Ce n'est pas la première fois que Marine Le Pen formule cette injonction : elle l'avait déjà appelé à «clarifier» sa situation dans un entretien publié dans Le Parisien. Lundi, elle l'a à nouveau pressé de rentrer dans le rang lors d'une réunion de dirigeants frontistes à Nanterre (Hauts-de-Seine).

«Je ne comprends pas cette demande»

«Je lui ai répondu, ainsi qu'au bureau politique, que je ne comprenais pas du tout cette demande et que je ne pouvais donc pas y répondre», a rétorqué mardi le vice-président frontiste sur BFM TV. «Je pense qu'on ne fera pas la refondation avec un pistolet sur la tempe», a ajouté l'eurodéputé, entré au service de Marine Le Pen en 2009.

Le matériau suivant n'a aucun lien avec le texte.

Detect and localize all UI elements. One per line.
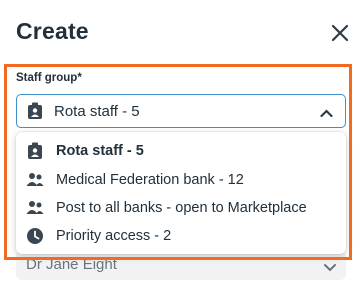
page-title: Create (16, 18, 89, 44)
chevron-down-icon (324, 260, 336, 272)
highlight-box (4, 64, 352, 260)
close-icon[interactable] (330, 23, 350, 43)
modal-header: Create (0, 0, 360, 64)
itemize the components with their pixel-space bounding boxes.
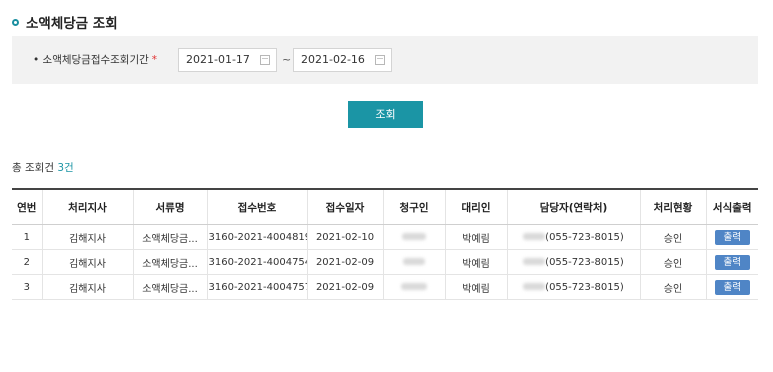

Le parti d'extrême droite peine à se relever de la défaite de sa candidate au second tour de la présidentielle, avec un score (33,9%) jugé décevant par de nombreux cadres. Marine Le Pen a alors promis une «refondation», qui se traduit depuis quatre mois par un débat parfois acerbe entre les partisans de Florian Philippot, attachés à la sortie de l'euro et favorables à une ligne «ni droite ni gauche», et leurs opposants, pour qui un aggiornamento sur ces questions est indispensable à la conquête du pouvoir.

«En ce moment, on ne progresse pas, c'est évident. Parce qu'on n'est pas suffisamment audibles», a encore dit le vice-président du FN sur BFM TV. «Je trouve que la refondation se passe mal.» Ce processus, qui pourrait aboutir à un changement de nom et de siège, est censé s'achever avec un congrès au mois de mars.